Ich kehre zurück zu meinem Sprachspiel um diese Ausstellung herum, zurück zu der ziemlich unlogischen Frage: Was macht meine Liebe? – Diese feiste Blumenblüte kommt ihr sehr entgegen. Jene Figur, in dem Gewand und in der Haltung, zieht meine ganze Sehnsucht auf sich. Nehmt mich auf, ihr da an der Tafel, bei dem Gastmahl. Oder ihr da, lasst mich in euerm Zug ins Offene mitziehen. Holt mich aus meiner Zeit heraus, in der mag ich nicht leben, nehmt mich mit in eure. Ist sie Vergangenheit, ist sie Zukunft? Vielleicht ist sie eine andere Gegenwart. Aber noch einmal: Da soll bitte kein zweites Bild sein. Nicht der andere Park, nicht einmal die andere Ansicht desselben Parks. Kein weiteres Blumenmedaillon. Kein nächstes Schiff soll kommen. Und schon gar nicht eine zweite Figur, die den Traum relativiert. Ja, eben den Traum, den ich bei der einen Figur schon träumte. Nicht bei der links im Hintergrund, nein, genau bei der da vorn rechts, bei der in dem Kleid, mein Gott, ich kann die Farbe nicht sagen, es ist eine Farbe, es ist eine Farbe. Warum kann ich nicht bei dem einen Bild bleiben?

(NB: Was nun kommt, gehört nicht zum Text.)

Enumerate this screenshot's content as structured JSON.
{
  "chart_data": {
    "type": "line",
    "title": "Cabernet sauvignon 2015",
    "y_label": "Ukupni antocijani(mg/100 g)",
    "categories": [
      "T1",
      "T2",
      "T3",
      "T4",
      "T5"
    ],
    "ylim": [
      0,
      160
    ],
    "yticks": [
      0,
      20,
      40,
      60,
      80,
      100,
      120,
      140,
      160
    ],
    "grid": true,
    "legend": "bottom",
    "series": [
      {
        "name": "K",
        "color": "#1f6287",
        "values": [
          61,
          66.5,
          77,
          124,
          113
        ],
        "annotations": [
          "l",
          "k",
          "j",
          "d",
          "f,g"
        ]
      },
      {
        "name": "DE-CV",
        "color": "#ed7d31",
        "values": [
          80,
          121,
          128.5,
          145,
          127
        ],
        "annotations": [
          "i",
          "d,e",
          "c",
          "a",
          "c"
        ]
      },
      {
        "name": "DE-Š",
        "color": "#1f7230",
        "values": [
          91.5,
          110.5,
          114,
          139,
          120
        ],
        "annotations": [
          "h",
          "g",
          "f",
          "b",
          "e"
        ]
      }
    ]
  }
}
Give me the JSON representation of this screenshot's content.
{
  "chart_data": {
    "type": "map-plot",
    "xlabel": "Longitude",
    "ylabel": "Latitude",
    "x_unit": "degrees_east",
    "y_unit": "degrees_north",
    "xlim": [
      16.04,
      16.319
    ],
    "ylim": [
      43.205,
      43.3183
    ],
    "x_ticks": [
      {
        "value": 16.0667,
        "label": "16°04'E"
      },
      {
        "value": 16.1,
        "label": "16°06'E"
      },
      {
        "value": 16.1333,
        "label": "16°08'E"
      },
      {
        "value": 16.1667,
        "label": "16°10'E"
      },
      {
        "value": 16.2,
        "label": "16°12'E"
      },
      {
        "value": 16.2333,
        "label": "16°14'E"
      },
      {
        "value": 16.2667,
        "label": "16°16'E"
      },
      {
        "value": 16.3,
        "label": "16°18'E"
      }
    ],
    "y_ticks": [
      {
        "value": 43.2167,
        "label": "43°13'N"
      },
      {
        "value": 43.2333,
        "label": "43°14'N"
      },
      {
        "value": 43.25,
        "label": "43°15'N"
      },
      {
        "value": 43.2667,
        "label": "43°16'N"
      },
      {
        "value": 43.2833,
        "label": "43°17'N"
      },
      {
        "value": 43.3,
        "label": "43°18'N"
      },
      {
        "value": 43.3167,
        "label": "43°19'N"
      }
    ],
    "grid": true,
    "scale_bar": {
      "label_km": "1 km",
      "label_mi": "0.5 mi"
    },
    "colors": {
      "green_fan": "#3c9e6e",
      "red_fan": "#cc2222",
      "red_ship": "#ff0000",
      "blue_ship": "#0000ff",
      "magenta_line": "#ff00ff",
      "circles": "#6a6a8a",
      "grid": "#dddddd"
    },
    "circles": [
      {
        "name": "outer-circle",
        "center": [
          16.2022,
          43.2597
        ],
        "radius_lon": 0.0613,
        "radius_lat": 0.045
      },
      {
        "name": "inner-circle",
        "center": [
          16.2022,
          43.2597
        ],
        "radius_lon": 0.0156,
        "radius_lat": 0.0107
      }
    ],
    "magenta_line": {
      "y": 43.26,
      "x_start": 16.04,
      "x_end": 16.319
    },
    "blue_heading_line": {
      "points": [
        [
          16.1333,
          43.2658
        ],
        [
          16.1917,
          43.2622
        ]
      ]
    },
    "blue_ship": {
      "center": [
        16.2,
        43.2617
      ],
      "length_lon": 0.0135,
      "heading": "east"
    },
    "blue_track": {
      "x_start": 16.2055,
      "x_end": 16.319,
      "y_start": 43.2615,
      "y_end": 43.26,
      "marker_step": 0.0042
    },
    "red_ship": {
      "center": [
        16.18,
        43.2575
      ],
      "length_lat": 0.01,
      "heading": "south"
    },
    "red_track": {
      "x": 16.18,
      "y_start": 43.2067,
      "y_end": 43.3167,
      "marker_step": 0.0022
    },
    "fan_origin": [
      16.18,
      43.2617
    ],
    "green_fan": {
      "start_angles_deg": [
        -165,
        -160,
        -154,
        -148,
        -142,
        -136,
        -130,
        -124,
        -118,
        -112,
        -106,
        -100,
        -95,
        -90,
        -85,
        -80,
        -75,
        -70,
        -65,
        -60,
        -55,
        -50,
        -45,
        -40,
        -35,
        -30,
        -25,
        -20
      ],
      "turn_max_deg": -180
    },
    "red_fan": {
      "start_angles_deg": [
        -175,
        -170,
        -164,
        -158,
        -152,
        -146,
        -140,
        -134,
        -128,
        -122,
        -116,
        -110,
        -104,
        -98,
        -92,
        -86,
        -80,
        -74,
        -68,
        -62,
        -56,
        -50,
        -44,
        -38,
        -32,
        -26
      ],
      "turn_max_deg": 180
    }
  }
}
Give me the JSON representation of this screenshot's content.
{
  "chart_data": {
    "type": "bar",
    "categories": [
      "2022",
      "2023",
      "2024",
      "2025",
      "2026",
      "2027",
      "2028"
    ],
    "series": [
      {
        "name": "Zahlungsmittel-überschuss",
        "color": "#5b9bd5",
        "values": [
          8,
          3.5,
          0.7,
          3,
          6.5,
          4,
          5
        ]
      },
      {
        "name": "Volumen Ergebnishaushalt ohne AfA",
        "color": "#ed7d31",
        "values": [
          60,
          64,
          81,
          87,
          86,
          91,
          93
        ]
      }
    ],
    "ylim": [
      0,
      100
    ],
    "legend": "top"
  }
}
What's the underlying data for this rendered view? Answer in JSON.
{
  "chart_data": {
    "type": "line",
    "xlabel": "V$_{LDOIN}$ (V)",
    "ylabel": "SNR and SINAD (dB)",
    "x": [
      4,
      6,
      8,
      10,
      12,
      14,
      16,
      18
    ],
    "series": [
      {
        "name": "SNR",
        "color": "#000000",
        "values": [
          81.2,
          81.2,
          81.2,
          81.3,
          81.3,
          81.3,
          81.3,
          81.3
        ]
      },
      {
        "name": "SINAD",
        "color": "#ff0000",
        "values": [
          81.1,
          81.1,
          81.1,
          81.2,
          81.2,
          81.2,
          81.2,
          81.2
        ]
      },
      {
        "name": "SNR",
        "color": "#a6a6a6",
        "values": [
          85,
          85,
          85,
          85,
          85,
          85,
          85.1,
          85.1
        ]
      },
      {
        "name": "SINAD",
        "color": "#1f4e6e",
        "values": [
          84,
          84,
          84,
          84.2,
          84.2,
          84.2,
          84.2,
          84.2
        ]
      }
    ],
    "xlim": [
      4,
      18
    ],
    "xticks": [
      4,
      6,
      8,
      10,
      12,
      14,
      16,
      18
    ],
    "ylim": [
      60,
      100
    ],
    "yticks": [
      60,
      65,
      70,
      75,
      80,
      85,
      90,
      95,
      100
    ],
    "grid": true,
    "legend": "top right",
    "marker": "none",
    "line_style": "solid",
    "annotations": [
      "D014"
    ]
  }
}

Dabei ist die Lösung des Problems einfach. Ich werde das Bild kaufen. Ich lege mich fest. Ich sage
nicht nur Ja zu diesem Maler, sondern Ja zu diesem einen Bild. Ich lehne die Vernichtung des einen
Bilds durch das andere ab. Ich will nicht von der Vielfalt von meinem, nur meinem Bild abgelenkt
werden. Ich weiß, was ich will. Keine Vernichtung. Ich will diese vier Ecken und Kanten und das eine
von ihnen begrenzte Bild. Ich will genau diese Andreas-Homberg-Farben. Ich will, dass mein Bild ganz
meins wird. Ich werde mit ihm leben.